The oil industry funds WCMRC through two pipes: a toll on every barrel of oil loaded onto a ship in BC waters, and a mandatory membership fee for commercial oil carriers operating in the province. In 2018, WCMRC’s annual budget was about $20-million. For the buildup, it’s risen to $50-million, with the Trans Mountain project funding the difference.

While WCMRC operates independently, it is governed by Transport Canada regulations, which are subject to political pressure, says Radzik, noting that 10 percent of federal GDP, $14.1-billion in 2017, comes from the energy sector. Add the Trans Mountain Pipeline project to the government’s portfolio and “the federal government has conflict of interest everywhere you look,” he continues. “The fox is guarding the henhouse.”

Among Radzik’s many concerns is Transport Canada’s low mandated standards. WCMRC’s capability to clean up 20,000 tonnes of oil in 10 days is double Transport Canada’s goal, but would only cover 20 percent of the oil a tanker will carry. Before the government bought Trans Mountain, its worst-case scenario planning used a 14,100-tonne spill.  By contrast, neighboring Washington State’s regulations demand the capacity to clean up a spill of the vessel’s entire cargo plus fuel, says Radzik.*

Karen Wristen, executive director of Living Oceans, a British Columbia–based conservation organization, questions whether WCMRC will even be able to clean up any of the oil. The Trans Mountain Pipeline will primarily carry diluted bitumen, she says, which is a tar-like petroleum product made less viscous with chemicals so it will flow through pipes like conventional oil.

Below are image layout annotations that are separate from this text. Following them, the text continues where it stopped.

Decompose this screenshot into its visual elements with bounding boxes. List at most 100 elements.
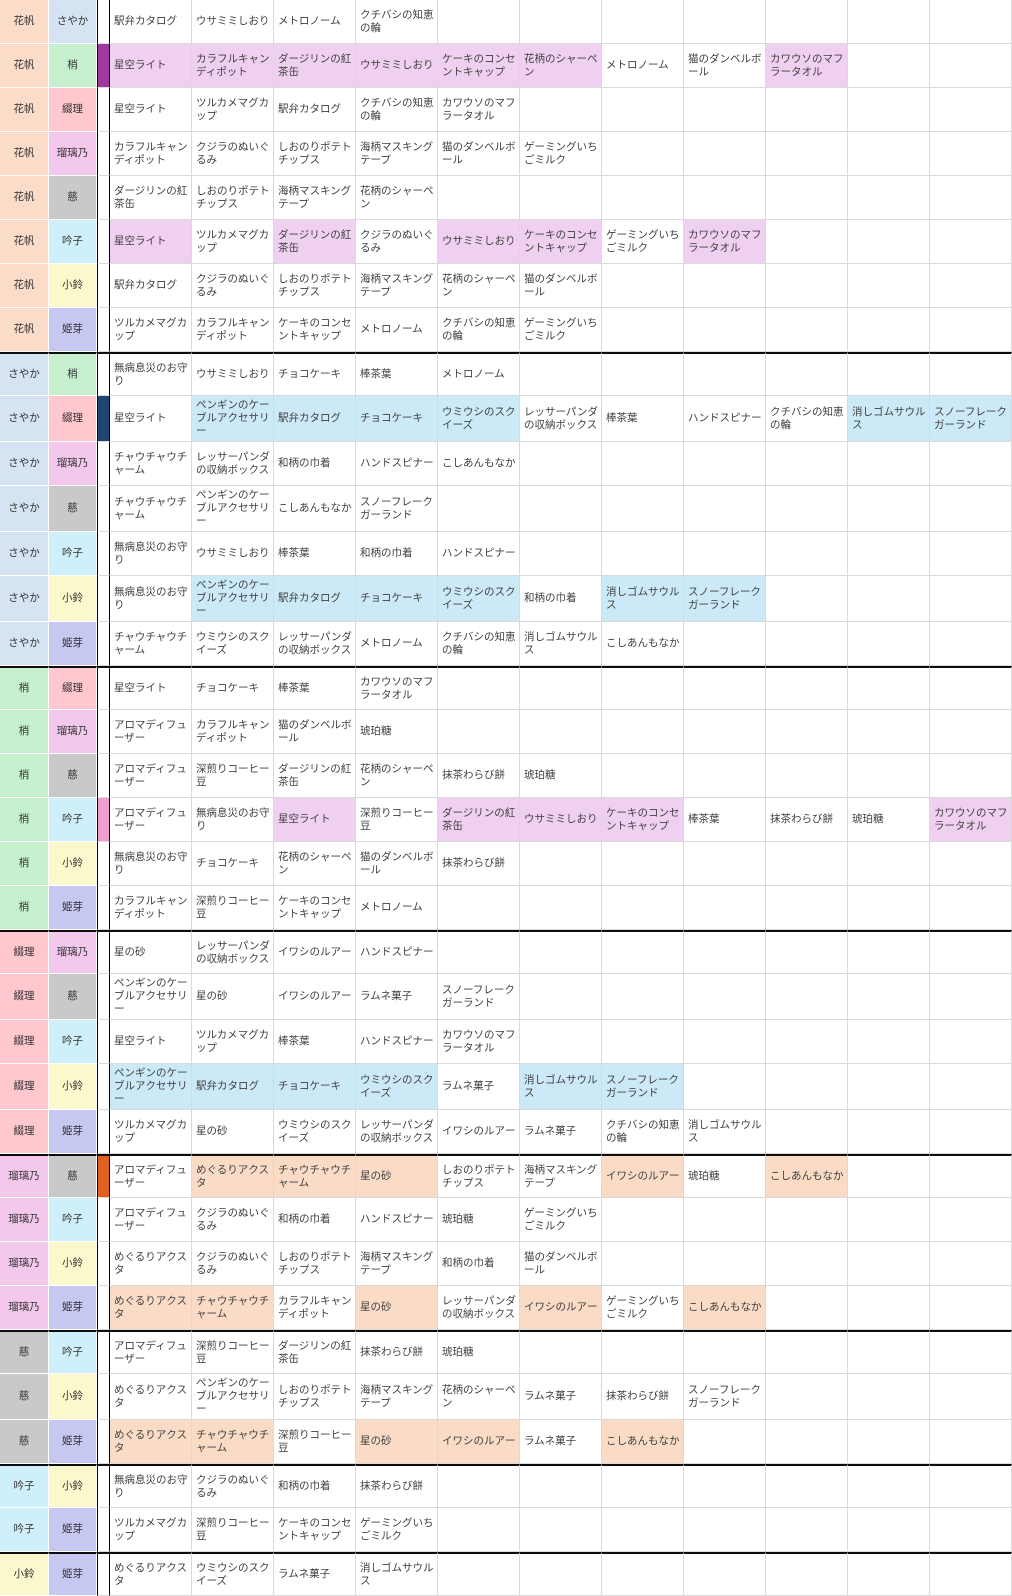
item-cell[interactable]: メトロノーム (356, 308, 438, 352)
item-cell[interactable]: ゲーミングいちごミルク (356, 1508, 438, 1552)
bar-spacer-cell[interactable] (97, 886, 110, 930)
item-cell[interactable]: 琥珀糖 (848, 798, 930, 842)
empty-cell[interactable] (930, 532, 1012, 576)
item-cell[interactable]: カワウソのマフラータオル (438, 1020, 520, 1064)
item-cell[interactable]: 星の砂 (356, 1154, 438, 1198)
empty-cell[interactable] (930, 666, 1012, 710)
item-cell[interactable]: 深煎りコーヒー豆 (192, 886, 274, 930)
item-cell[interactable]: 和柄の巾着 (274, 1198, 356, 1242)
item-cell[interactable]: 消しゴムサウルス (602, 576, 684, 622)
item-cell[interactable]: チャウチャウチャーム (110, 622, 192, 666)
empty-cell[interactable] (848, 0, 930, 44)
item-cell[interactable]: 花柄のシャーペン (356, 754, 438, 798)
item-cell[interactable]: 深煎りコーヒー豆 (192, 1508, 274, 1552)
item-cell[interactable]: クチバシの知恵の輪 (602, 1110, 684, 1154)
member2-cell[interactable]: 瑠璃乃 (49, 710, 97, 754)
empty-cell[interactable] (930, 1020, 1012, 1064)
empty-cell[interactable] (766, 930, 848, 974)
item-cell[interactable]: 和柄の巾着 (520, 576, 602, 622)
empty-cell[interactable] (766, 710, 848, 754)
empty-cell[interactable] (848, 974, 930, 1020)
empty-cell[interactable] (848, 132, 930, 176)
member1-cell[interactable]: さやか (0, 352, 49, 396)
item-cell[interactable]: アロマディフューザー (110, 1154, 192, 1198)
item-cell[interactable]: ラムネ菓子 (520, 1420, 602, 1464)
item-cell[interactable]: ツルカメマグカップ (192, 220, 274, 264)
bar-spacer-cell[interactable] (97, 442, 110, 486)
empty-cell[interactable] (766, 1286, 848, 1330)
member1-cell[interactable]: 花帆 (0, 88, 49, 132)
empty-cell[interactable] (684, 442, 766, 486)
item-cell[interactable]: カワウソのマフラータオル (930, 798, 1012, 842)
item-cell[interactable]: レッサーパンダの収納ボックス (274, 622, 356, 666)
member1-cell[interactable]: 瑠璃乃 (0, 1242, 49, 1286)
empty-cell[interactable] (684, 886, 766, 930)
item-cell[interactable]: カワウソのマフラータオル (766, 44, 848, 88)
empty-cell[interactable] (766, 576, 848, 622)
item-cell[interactable]: 抹茶わらび餅 (356, 1330, 438, 1374)
item-cell[interactable]: ゲーミングいちごミルク (602, 1286, 684, 1330)
member1-cell[interactable]: 綴理 (0, 1110, 49, 1154)
item-cell[interactable]: ハンドスピナー (356, 930, 438, 974)
member2-cell[interactable]: 綴理 (49, 396, 97, 442)
empty-cell[interactable] (766, 1198, 848, 1242)
item-cell[interactable]: めぐるりアクスタ (110, 1286, 192, 1330)
member2-cell[interactable]: 綴理 (49, 88, 97, 132)
member2-cell[interactable]: 綴理 (49, 666, 97, 710)
item-cell[interactable]: こしあんもなか (602, 622, 684, 666)
empty-cell[interactable] (848, 886, 930, 930)
member2-cell[interactable]: 瑠璃乃 (49, 132, 97, 176)
empty-cell[interactable] (520, 88, 602, 132)
item-cell[interactable]: ウミウシのスクイーズ (438, 396, 520, 442)
member1-cell[interactable]: 綴理 (0, 974, 49, 1020)
member2-cell[interactable]: 姫芽 (49, 622, 97, 666)
empty-cell[interactable] (930, 1552, 1012, 1596)
empty-cell[interactable] (602, 842, 684, 886)
item-cell[interactable]: 消しゴムサウルス (684, 1110, 766, 1154)
empty-cell[interactable] (602, 352, 684, 396)
item-cell[interactable]: 猫のダンベルボール (356, 842, 438, 886)
item-cell[interactable]: めぐるりアクスタ (110, 1420, 192, 1464)
item-cell[interactable]: 和柄の巾着 (438, 1242, 520, 1286)
item-cell[interactable]: ハンドスピナー (356, 442, 438, 486)
item-cell[interactable]: ウサミミしおり (438, 220, 520, 264)
item-cell[interactable]: 花柄のシャーペン (438, 264, 520, 308)
empty-cell[interactable] (930, 1198, 1012, 1242)
item-cell[interactable]: 消しゴムサウルス (848, 396, 930, 442)
item-cell[interactable]: めぐるりアクスタ (110, 1552, 192, 1596)
item-cell[interactable]: 海柄マスキングテープ (520, 1154, 602, 1198)
empty-cell[interactable] (930, 1374, 1012, 1420)
item-cell[interactable]: ラムネ菓子 (520, 1374, 602, 1420)
empty-cell[interactable] (848, 1110, 930, 1154)
item-cell[interactable]: 深煎りコーヒー豆 (274, 1420, 356, 1464)
item-cell[interactable]: ラムネ菓子 (274, 1552, 356, 1596)
item-cell[interactable]: 星空ライト (110, 666, 192, 710)
empty-cell[interactable] (684, 754, 766, 798)
empty-cell[interactable] (602, 1198, 684, 1242)
item-cell[interactable]: チョコケーキ (274, 1064, 356, 1110)
empty-cell[interactable] (930, 1508, 1012, 1552)
item-cell[interactable]: カラフルキャンディポット (110, 886, 192, 930)
item-cell[interactable]: クチバシの知恵の輪 (356, 88, 438, 132)
item-cell[interactable]: 棒茶葉 (274, 532, 356, 576)
empty-cell[interactable] (766, 842, 848, 886)
empty-cell[interactable] (766, 754, 848, 798)
item-cell[interactable]: しおのりポテトチップス (274, 132, 356, 176)
empty-cell[interactable] (848, 1330, 930, 1374)
member1-cell[interactable]: 綴理 (0, 1020, 49, 1064)
bar-spacer-cell[interactable] (97, 710, 110, 754)
empty-cell[interactable] (766, 974, 848, 1020)
item-cell[interactable]: しおのりポテトチップス (274, 1242, 356, 1286)
empty-cell[interactable] (848, 308, 930, 352)
item-cell[interactable]: カラフルキャンディポット (110, 132, 192, 176)
item-cell[interactable]: ハンドスピナー (438, 532, 520, 576)
member1-cell[interactable]: 梢 (0, 710, 49, 754)
item-cell[interactable]: スノーフレークガーランド (930, 396, 1012, 442)
empty-cell[interactable] (848, 1420, 930, 1464)
empty-cell[interactable] (848, 1020, 930, 1064)
member2-cell[interactable]: 吟子 (49, 1330, 97, 1374)
item-cell[interactable]: 琥珀糖 (438, 1198, 520, 1242)
member2-cell[interactable]: 瑠璃乃 (49, 442, 97, 486)
member1-cell[interactable]: 慈 (0, 1330, 49, 1374)
empty-cell[interactable] (602, 132, 684, 176)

Recent research funded by the federal government investigating how diluted bitumen behaves in salt water suggests it will act like conventional oil. But Wristen says the testing didn’t reproduce ocean conditions. She expects that diluted bitumen will spread quickly and mostly sink, as seen in other heavy oil spills, making it more difficult to clean up.

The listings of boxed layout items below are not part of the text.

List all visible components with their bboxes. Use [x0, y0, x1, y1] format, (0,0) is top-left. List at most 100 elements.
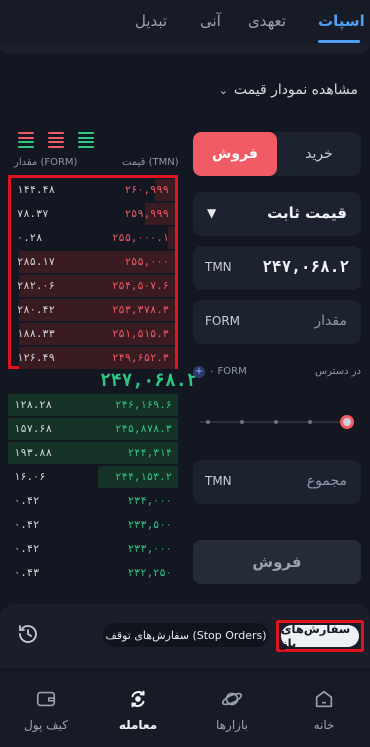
nav-markets-label: بازارها [216, 718, 248, 732]
order-type-label: قیمت ثابت [267, 204, 347, 222]
total-input[interactable]: TMN مجموع [193, 460, 361, 504]
ask-amount: ۲۸۵.۱۷ [17, 256, 55, 268]
ask-row[interactable]: ۷۸.۳۷ ۲۵۹,۹۹۹ [11, 202, 175, 226]
bid-row[interactable]: ۰.۴۲ ۲۳۳,۰۰۰ [8, 537, 178, 561]
tab-convert[interactable]: تبدیل [135, 12, 167, 30]
available-balance: + ۰ FORM در دسترس [193, 366, 361, 382]
ask-depth-bar [168, 227, 175, 249]
orderbook-both-view-icon[interactable] [18, 132, 34, 148]
order-type-select[interactable]: ▼ قیمت ثابت [193, 192, 361, 236]
nav-wallet[interactable]: کیف پول [6, 688, 86, 732]
bid-row[interactable]: ۱۹۳.۸۸ ۲۴۴,۳۱۴ [8, 441, 178, 465]
bid-amount: ۱۶.۰۶ [14, 471, 46, 483]
bid-price: ۲۴۵,۸۷۸.۳ [115, 423, 172, 435]
total-unit: TMN [205, 474, 232, 488]
bottom-navigation: خانه بازارها معامله کیف پول [0, 672, 370, 747]
ask-amount: ۱۴۴.۴۸ [17, 184, 55, 196]
price-value: ۲۴۷,۰۶۸.۲ [262, 257, 349, 276]
bid-amount: ۱۹۳.۸۸ [14, 447, 52, 459]
ask-amount: ۱۲۶.۴۹ [17, 352, 55, 364]
nav-wallet-label: کیف پول [24, 718, 68, 732]
bid-row[interactable]: ۱۵۷.۶۸ ۲۴۵,۸۷۸.۳ [8, 417, 178, 441]
slider-step[interactable] [308, 420, 312, 424]
tab-instant[interactable]: آنی [200, 12, 221, 30]
bid-row[interactable]: ۰.۴۳ ۲۳۲,۲۵۰ [8, 561, 178, 585]
ask-price: ۲۵۵,۰۰۰.۱ [112, 232, 169, 244]
bid-price: ۲۴۴,۳۱۴ [127, 447, 172, 459]
ask-row[interactable]: ۲۸۵.۱۷ ۲۵۵,۰۰۰ [11, 250, 175, 274]
open-orders-label: سفارش‌های باز [281, 622, 359, 650]
nav-home-label: خانه [313, 718, 335, 732]
ask-price: ۲۵۱,۵۱۵.۳ [112, 328, 169, 340]
nav-markets[interactable]: بازارها [192, 688, 272, 732]
header-divider [0, 44, 370, 54]
home-icon [315, 690, 333, 708]
bid-price: ۲۴۴,۱۵۳.۲ [115, 471, 172, 483]
deposit-plus-icon[interactable]: + [193, 366, 205, 378]
market-type-tabs: اسپات تعهدی آنی تبدیل [0, 0, 370, 44]
last-price: ۲۴۷,۰۶۸.۲ [100, 370, 198, 391]
sell-submit-button[interactable]: فروش [193, 540, 361, 584]
amount-unit: FORM [205, 314, 241, 328]
bid-row[interactable]: ۰.۴۲ ۲۳۴,۰۰۰ [8, 489, 178, 513]
price-chart-toggle-label: مشاهده نمودار قیمت [233, 82, 358, 98]
bid-price: ۲۳۲,۲۵۰ [127, 567, 172, 579]
open-orders-tab[interactable]: سفارش‌های باز [276, 620, 364, 652]
tab-margin[interactable]: تعهدی [248, 12, 286, 30]
bid-row[interactable]: ۰.۴۲ ۲۳۳,۵۰۰ [8, 513, 178, 537]
bid-row[interactable]: ۱۲۸.۲۸ ۲۴۶,۱۶۹.۶ [8, 393, 178, 417]
buy-tab[interactable]: خرید [277, 132, 361, 176]
orderbook-bids: ۱۲۸.۲۸ ۲۴۶,۱۶۹.۶ ۱۵۷.۶۸ ۲۴۵,۸۷۸.۳ ۱۹۳.۸۸ ۲۴۴,… [8, 393, 178, 583]
slider-handle[interactable] [340, 415, 354, 429]
ask-amount: ۲۸۲.۰۶ [17, 280, 55, 292]
ask-amount: ۲۸۰.۴۲ [17, 304, 55, 316]
wallet-icon [36, 691, 56, 707]
price-input[interactable]: TMN ۲۴۷,۰۶۸.۲ [193, 246, 361, 290]
chevron-down-icon: ⌄ [218, 83, 228, 97]
ask-price: ۲۶۰,۹۹۹ [124, 184, 169, 196]
bid-amount: ۰.۴۲ [14, 519, 40, 531]
price-unit: TMN [205, 260, 232, 274]
bid-price: ۲۴۶,۱۶۹.۶ [115, 399, 172, 411]
sell-tab[interactable]: فروش [193, 132, 277, 176]
history-icon[interactable] [16, 622, 40, 646]
ask-row[interactable]: ۰.۲۸ ۲۵۵,۰۰۰.۱ [11, 226, 175, 250]
ask-row[interactable]: ۲۸۰.۴۲ ۲۵۳,۳۷۸.۳ [11, 298, 175, 322]
ask-row[interactable]: ۱۲۶.۴۹ ۲۴۹,۶۵۲.۳ [11, 346, 175, 370]
ask-price: ۲۵۴,۵۰۷.۶ [112, 280, 169, 292]
bid-amount: ۱۵۷.۶۸ [14, 423, 52, 435]
slider-step[interactable] [240, 420, 244, 424]
total-placeholder: مجموع [306, 473, 347, 489]
ask-price: ۲۵۵,۰۰۰ [124, 256, 169, 268]
caret-down-icon: ▼ [207, 206, 217, 220]
slider-step[interactable] [206, 420, 210, 424]
orderbook-asks-view-icon[interactable] [48, 132, 64, 148]
amount-percent-slider[interactable] [200, 415, 354, 429]
price-chart-toggle[interactable]: ⌄ مشاهده نمودار قیمت [219, 82, 358, 98]
ask-row[interactable]: ۱۸۸.۳۳ ۲۵۱,۵۱۵.۳ [11, 322, 175, 346]
nav-home[interactable]: خانه [284, 688, 364, 732]
bid-amount: ۱۲۸.۲۸ [14, 399, 52, 411]
ask-amount: ۱۸۸.۳۳ [17, 328, 55, 340]
orderbook-bids-view-icon[interactable] [78, 132, 94, 148]
bid-amount: ۰.۴۳ [14, 567, 40, 579]
orderbook-view-switcher [18, 132, 94, 148]
bid-amount: ۰.۴۲ [14, 543, 40, 555]
ask-price: ۲۴۹,۶۵۲.۳ [112, 352, 169, 364]
stop-orders-tab[interactable]: سفارش‌های توقف (Stop Orders) [103, 623, 269, 647]
amount-placeholder: مقدار [314, 313, 347, 329]
ask-row[interactable]: ۲۸۲.۰۶ ۲۵۴,۵۰۷.۶ [11, 274, 175, 298]
ask-amount: ۰.۲۸ [17, 232, 43, 244]
ask-row[interactable]: ۱۴۴.۴۸ ۲۶۰,۹۹۹ [11, 178, 175, 202]
available-value: ۰ FORM [209, 366, 247, 377]
amount-input[interactable]: FORM مقدار [193, 300, 361, 344]
nav-trade[interactable]: معامله [98, 688, 178, 732]
bid-row[interactable]: ۱۶.۰۶ ۲۴۴,۱۵۳.۲ [8, 465, 178, 489]
side-selector: فروش خرید [193, 132, 361, 176]
tab-spot[interactable]: اسپات [318, 12, 365, 30]
slider-step[interactable] [274, 420, 278, 424]
nav-trade-label: معامله [118, 718, 158, 732]
orderbook-amount-header: مقدار (FORM) [14, 157, 78, 168]
bid-price: ۲۳۴,۰۰۰ [127, 495, 172, 507]
trade-icon [131, 690, 145, 708]
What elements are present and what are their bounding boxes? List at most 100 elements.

“All the booms in the world will not corral it,” she says. “We need new technologies to track the oil and clean it up, even if it’s under the surface.” This technology is just emerging, and is not in WCMRC’s arsenal. Regardless, she says, a world-class spill response should not settle for the status quo.

“There’s a good reason we’re freaked out about an oil spill,” Radzik concludes. “It’s not some monster we conjured up. If you look at the nuts and bolts, they’re pretty rusty.”

*Correction: A previous version of this article used the wrong reference figures for the Trans Mountain Pipeline’s modeled worst case scenario spill, and Washington State’s required cleanup capacity.